Hommes de Néandertal et hommes modernes ont cohabité en Europe il y a 35 000 ans : une cohabitation qui soulève chez les scientifiques, de nombreuses questions sur l’existence ou non d’un métissage entre ces deux populations. Alors sommes-nous le résultat d’une union entre Néandertaliens et hommes modernes ? Les résultats publiés par l’équipe du CNRS tendent à prouver que non. Les scientifiques ont isolé puis décodé 123 paires de bases de la région HVR-1 d’un ADN mitochondrial (ADNmt), issu d’une dent d’un jeune néandertalien découvert dans la grotte de Scladina en Belgique. Ce fragment d’ADN, âgé de 100 000 ans, est la plus vieille séquence néandertalienne jamais analysée. Ce qui la rend encore plus intéressante, c’est qu’elle correspond à l’époque précédant l’apparition des hommes modernes, ce qui permet une comparaison génétique beaucoup plus pertinente entre ces deux populations.
Cette séquence d’ADN ancien a été comparée avec les séquences d’ADNmt HVR-1 de neuf spécimens néandertaliens ayant vécu durant la cohabitation et enfin, avec 171 séquences HVR-1 humaines, échantillon représentatif de la diversité chez l’homme. Ces analyses ont montré que les Néandertaliens, quelle que soit l’époque, restent très proches entre eux. L’ADNmt de l’homme moderne, quant à lui, s’est révélé plus éloigné : Néandertal ne serait qu’un lointain cousin, pas un ancêtre. Cette étude a également souligné un nombre de différences plus important dans la séquence d’ADN de Scladina que chez les neuf autres analysées : ceci signifierait que la disparition des hommes de Néandertal se serait donc accompagnée d’une baisse de leur diversité génétique.

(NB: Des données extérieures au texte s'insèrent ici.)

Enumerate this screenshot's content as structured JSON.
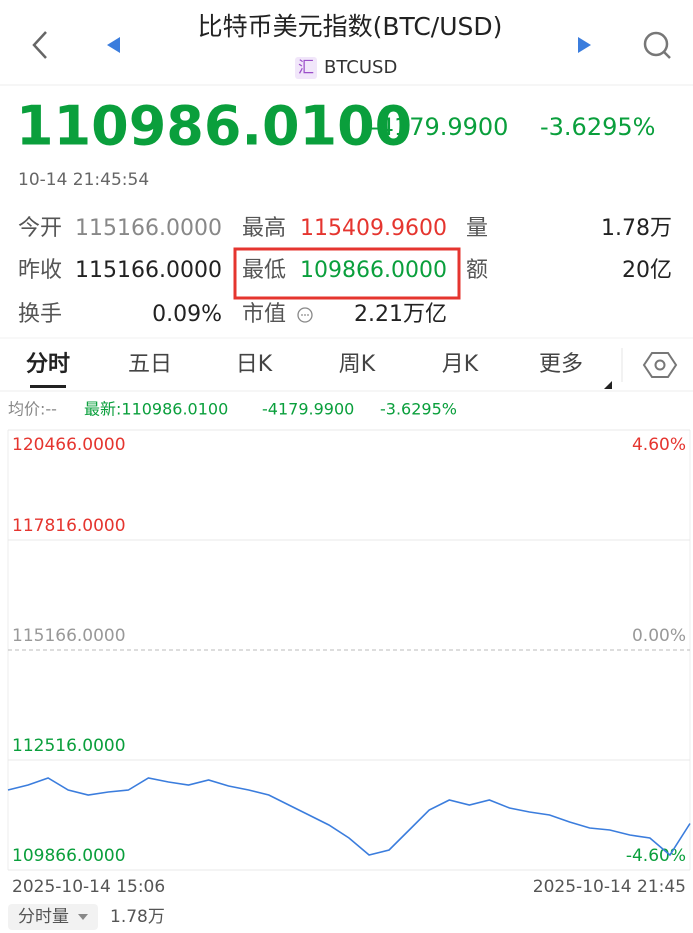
{
  "header": {
    "title": "比特币美元指数(BTC/USD)",
    "badge": "汇",
    "symbol": "BTCUSD"
  },
  "quote": {
    "price": "110986.0100",
    "change": "-4179.9900",
    "change_pct": "-3.6295%",
    "time": "10-14 21:45:54"
  },
  "stats": [
    [
      {
        "label": "今开",
        "value": "115166.0000"
      },
      {
        "label": "最高",
        "value": "115409.9600"
      },
      {
        "label": "量",
        "value": "1.78万"
      }
    ],
    [
      {
        "label": "昨收",
        "value": "115166.0000"
      },
      {
        "label": "最低",
        "value": "109866.0000"
      },
      {
        "label": "额",
        "value": "20亿"
      }
    ],
    [
      {
        "label": "换手",
        "value": "0.09%"
      },
      {
        "label": "市值",
        "value": "2.21万亿"
      }
    ]
  ],
  "tabs": [
    "分时",
    "五日",
    "日K",
    "周K",
    "月K",
    "更多"
  ],
  "legend": {
    "avg": "均价:--",
    "latest": "最新:110986.0100",
    "change": "-4179.9900",
    "change_pct": "-3.6295%"
  },
  "chart_data": {
    "type": "line",
    "color": "#3b7ddd",
    "values": [
      111793,
      111914,
      112082,
      111793,
      111673,
      111745,
      111793,
      112082,
      111986,
      111914,
      112034,
      111890,
      111793,
      111673,
      111432,
      111191,
      110950,
      110637,
      110227,
      110348,
      110830,
      111311,
      111552,
      111432,
      111552,
      111360,
      111263,
      111191,
      111022,
      110878,
      110830,
      110709,
      110637,
      110227,
      110986
    ],
    "ylim": [
      109866,
      120466
    ],
    "yticks": [
      {
        "value": 120466,
        "label": "120466.0000"
      },
      {
        "value": 117816,
        "label": "117816.0000"
      },
      {
        "value": 115166,
        "label": "115166.0000"
      },
      {
        "value": 112516,
        "label": "112516.0000"
      },
      {
        "value": 109866,
        "label": "109866.0000"
      }
    ],
    "y2lim": [
      -4.6,
      4.6
    ],
    "y2ticks": [
      {
        "value": 4.6,
        "label": "4.60%"
      },
      {
        "value": 0,
        "label": "0.00%"
      },
      {
        "value": -4.6,
        "label": "-4.60%"
      }
    ],
    "x_labels": [
      "2025-10-14 15:06",
      "2025-10-14 21:45"
    ],
    "grid": true
  },
  "footer": {
    "selector": "分时量",
    "volume": "1.78万"
  }
}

Ces résultats ne permettent cependant que d’esquisser de nouvelles hypothèses ; un plus grand nombre de séquences d’ADNmt néandertaliennes, d’une longueur supérieure à 100 paires de bases, seront nécessaires pour comprendre toute la mesure de la diversité génétique de ce lointain cousin, l’homme de Néandertal.

... Et encore. Car non seulement les facéties moléculaires et chromosomiques proposent une grande latitude d'interprétation et d'hybridation possible entre des animaux proches connus actuellement ; mais certains squelettes porteraient des traces d'hybridation entre les deux lignées. Le portugais Zilhao le hurlait, seul et isolé depuis des années, mais rejoint maintenant par d'autres, notamment par Erik Trinkaus :
Nov. 9, 2006
More human-Neandertal mixing evidence uncovered
A re-examination of ancient human bones from Romania reveals more evidence that humans and Neandertals interbred. Erik Trinkaus, Ph.D., the Mary Tileston Hemenway Professor in Arts & Sciences at Washington University in St. Louis, and colleagues radiocarbon dated and analyzed the shapes of human bones from Romania's Pestera Muierii (Cave of the Old Woman). The fossils, which were discovered in 1952, add to the small number of early modern human remains from Europe known to be more than 28,000 years old.
http://news-info.wustl.edu/tips/page/normal/8165.html
Nous avons donc, avec ces documents proposés en toute impartialité - les uns penchant vers non fécondité et les autres vers statut de sous-espèces,
deux chiffres proposés clairement, mais synthétiques :
0,7 % de distance génétique entre
Pan paniscus et troglodytes,
et
0,5 % de distance entre
Homo neandertalensis et sapiens.
Or, semblerait-il les deux chimpanzés sont encore interféconds. On peut en déduire ce que l'on veut, mais je penche provisoirement* vers la très plausible interfécondité entre les 2 lignées humaines, et encore plus franchement vers leur plus grande similitude entre eux.
* Susceptible de changer d'opinion à la prochaine parution, bien entendu.
Pour en revenir à ce film (dont je ne possède pas de titres cotés en bourse), il propose une jolie quantité de clins-d'oeil vers des thèses scientifiques modernes basées sur des travaux - assez soigneusement camouflées dans le scénario. Encore faut-il ouvrir l'oeil pour les voir.